Durant is a bigger receiver at 6'3”, 231 pounds, and has great speed for a receiver of that size with a sub 4.5 40-yard dash time. Durant has a large catching radius and maximizes his vertical leap and physicality when fighting for the jump ball. Durant's freakish athleticism, size, speed and big-play ability have me sold that he can immediately be a respectable deep-threat and red-zone target in year one in the CFL.
In order to be labelled as "Fantuzable," Durant will have to find success in the CFL quickly and average around 600 yards with three touchdowns per season for his first three years.
The last rookie national receiver to start a good chunk of games was Edmonton's 2012 first-round pick Shamawd Chambers, who started 11 games, missing time due to injuries, and chipped in 390 yards and two touchdowns.
While Chambers was a first-round pick himself, he was nowhere near the prospect Lemar Durant is. Chambers' best season at Wilfrid Laurier University was his senior year when he recorded 652 receiving yards in eight games, good for 13th overall out of all CIS schools.
Chambers was fortunately put in a good situation to step up mid-season after injuries piled up in Edmonton. He had time to learn and adjust to the professional game before being thrust into the starting lineup for 11 starts. Despite him being far more prepared physically than Chambers, the same is likely to occur for Durant.
With that being said, I do believe there are a couple teams where Durant could beat the odds and start early on as a national rookie. One team that comes to mind is the Winnipeg Blue Bombers, who hold the second overall pick.

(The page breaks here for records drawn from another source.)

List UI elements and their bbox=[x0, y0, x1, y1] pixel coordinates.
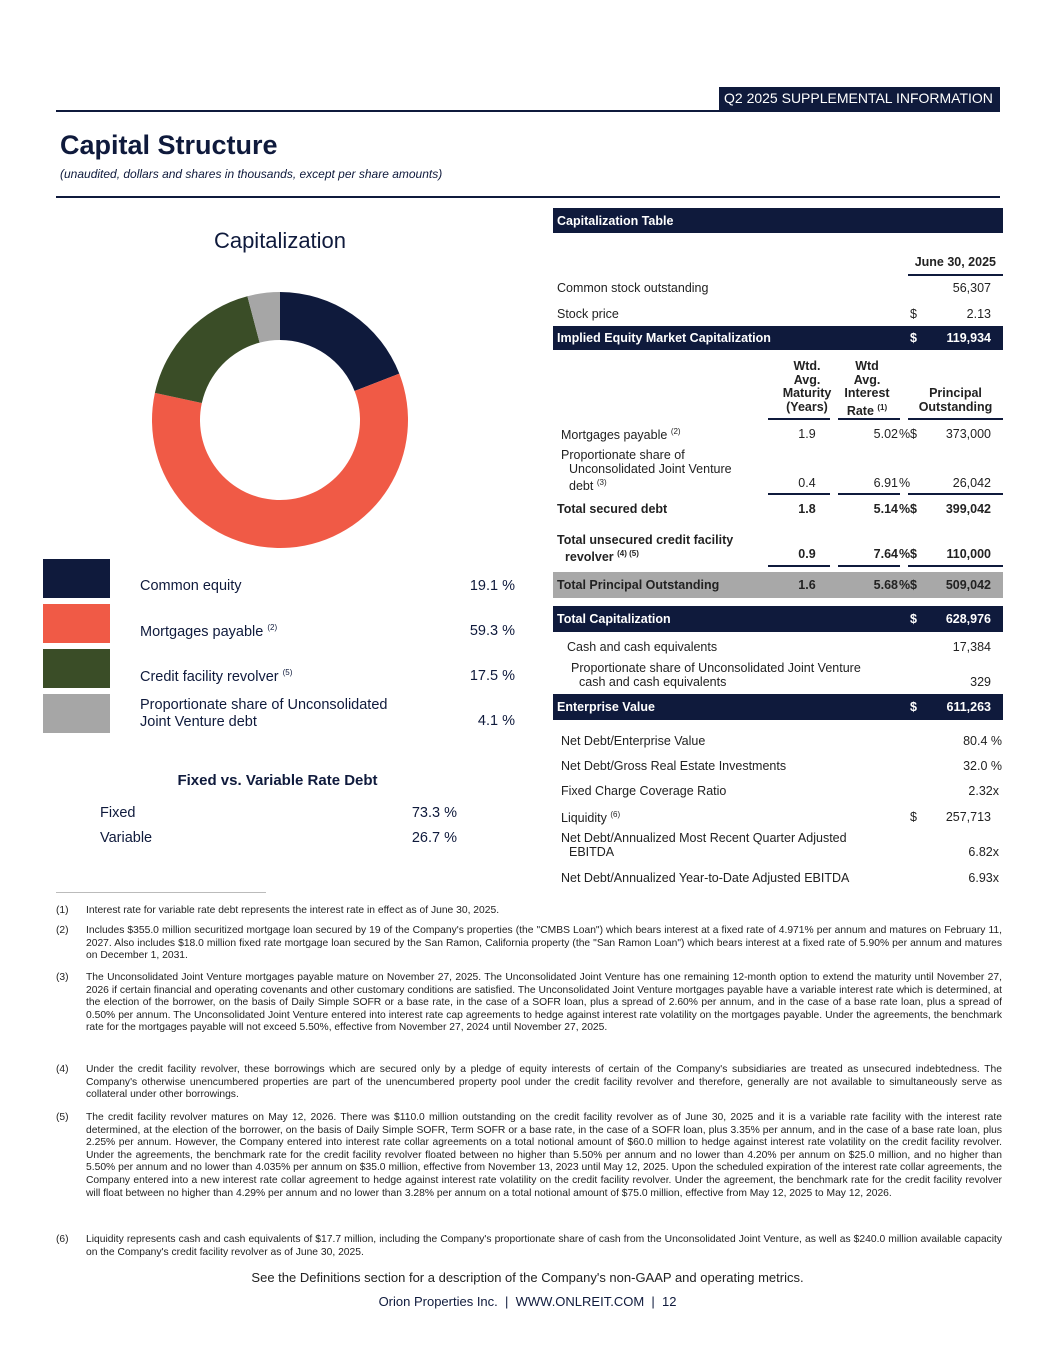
footnote-divider bbox=[56, 892, 266, 893]
section-tag: Q2 2025 SUPPLEMENTAL INFORMATION bbox=[719, 87, 1000, 111]
legend-label: Credit facility revolver (5) bbox=[140, 668, 293, 685]
table-row-unsecured: Total unsecured credit facility revolver … bbox=[557, 533, 991, 565]
legend-swatch-mortgages bbox=[43, 604, 110, 643]
metric-row: Liquidity (6) $257,713 bbox=[561, 810, 991, 826]
divider bbox=[56, 110, 1000, 112]
footnote: (3) The Unconsolidated Joint Venture mort… bbox=[56, 972, 1002, 1034]
table-row: Common stock outstanding 56,307 bbox=[557, 281, 991, 295]
metric-row: Net Debt/Gross Real Estate Investments 32… bbox=[561, 759, 1002, 773]
footnote: (1) Interest rate for variable rate debt … bbox=[56, 905, 500, 916]
table-row-enterprise-value: Enterprise Value $611,263 bbox=[553, 694, 1003, 720]
variable-value: 26.7 % bbox=[411, 830, 457, 846]
metric-row: Net Debt/Annualized Year-to-Date Adjuste… bbox=[561, 871, 999, 885]
donut-slice-0 bbox=[280, 292, 400, 392]
footnote: (6) Liquidity represents cash and cash eq… bbox=[56, 1234, 1002, 1258]
definitions-note: See the Definitions section for a descri… bbox=[251, 1270, 804, 1285]
legend-value: 17.5 % bbox=[469, 668, 515, 684]
legend-label: Common equity bbox=[140, 578, 242, 594]
chart-title: Capitalization bbox=[213, 228, 347, 253]
fixed-label: Fixed bbox=[100, 805, 136, 821]
donut-slice-2 bbox=[154, 296, 260, 404]
table-row-total-capitalization: Total Capitalization $628,976 bbox=[553, 606, 1003, 632]
fixed-value: 73.3 % bbox=[411, 805, 457, 821]
footnote: (2) Includes $355.0 million securitized m… bbox=[56, 925, 1002, 962]
legend-value: 59.3 % bbox=[469, 623, 515, 639]
donut-slice-1 bbox=[152, 373, 408, 548]
variable-label: Variable bbox=[100, 830, 153, 846]
fixed-variable-title: Fixed vs. Variable Rate Debt bbox=[177, 772, 378, 789]
table-title-bar: Capitalization Table bbox=[553, 208, 1003, 233]
footnote: (4) Under the credit facility revolver, t… bbox=[56, 1064, 1002, 1101]
legend-label: Proportionate share of Unconsolidated Joi… bbox=[140, 697, 388, 730]
table-row-total-secured: Total secured debt 1.8 5.14% $399,042 bbox=[557, 502, 991, 516]
capitalization-donut bbox=[152, 292, 408, 548]
donut-slice-3 bbox=[247, 292, 280, 343]
table-row-total-principal: Total Principal Outstanding 1.6 5.68% $509,… bbox=[553, 572, 1003, 598]
table-row: Proportionate share of Unconsolidated Jo… bbox=[571, 661, 991, 689]
page-title: Capital Structure bbox=[60, 130, 278, 160]
footnote: (5) The credit facility revolver matures … bbox=[56, 1112, 1002, 1199]
legend-swatch-jv-debt bbox=[43, 694, 110, 733]
metric-row: Fixed Charge Coverage Ratio 2.32x bbox=[561, 784, 999, 798]
table-row: Stock price $2.13 bbox=[557, 307, 991, 321]
legend-swatch-credit-facility bbox=[43, 649, 110, 688]
page-footer: Orion Properties Inc. | WWW.ONLREIT.COM … bbox=[378, 1294, 677, 1309]
metric-row: Net Debt/Annualized Most Recent Quarter … bbox=[561, 831, 999, 859]
table-row-implied-equity: Implied Equity Market Capitalization $119… bbox=[553, 326, 1003, 350]
table-row: Mortgages payable (2) 1.9 5.02% $373,000 bbox=[561, 427, 991, 443]
legend-swatch-common-equity bbox=[43, 559, 110, 598]
metric-row: Net Debt/Enterprise Value 80.4 % bbox=[561, 734, 1002, 748]
table-row: Cash and cash equivalents 17,384 bbox=[567, 640, 991, 654]
legend-value: 4.1 % bbox=[477, 713, 515, 729]
divider bbox=[56, 196, 1000, 198]
legend-label: Mortgages payable (2) bbox=[140, 623, 278, 640]
legend-value: 19.1 % bbox=[469, 578, 515, 594]
table-row: Proportionate share of Unconsolidated Joi… bbox=[561, 448, 991, 494]
column-headers: Wtd. Avg. Maturity (Years) Wtd Avg. Interest R… bbox=[782, 359, 993, 418]
date-header: June 30, 2025 bbox=[914, 255, 996, 269]
page-subtitle: (unaudited, dollars and shares in thousa… bbox=[60, 167, 443, 181]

Winnipeg's starting inside national receiver is Julian Feoli-Gudino, who had zero career catches in two seasons before registering a mere 240 yards in 2014. The Laval product's three seasons of experience likely mean he has a good understanding of CFL coverages and can find soft spots in zones better than Durant (not that Julian has really proved any of that to be true), yet the latter has given me no reason to believe that he would not be able to learn quickly, like many international rookie receivers do during their first season. Feoli-Gudino, a fifth round draft pick in 2011, is not nearly as talented as Durant and cannot do anything, skill-wise, that Durant can’t do right now.
The 400 yards Fantuz accumulated during his rookie season is certainly doable for Durant, and I expect him to breakout in year two with around 600-700 yards.
As far as I am concerned, Durant is the best draft-eligible receiver since Fantuz in 2006. The former SFU Clan and Nevada Wolfpack member is reportedly viewed as the best player available in the best draft class in a very long time; far better than that of 2007 when a certain bust named Chris Bauman was selected with the top pick by the Hamilton Tiger-Cats. Durant was even viewed as a legitimate mid-to-late round future NFL draft pick after his incredible freshman year.
This kid is special, and I'm completely confident that he can follow in the footsteps of CIS-great Andy Fantuz.
I guess there's just something about football players named Durant.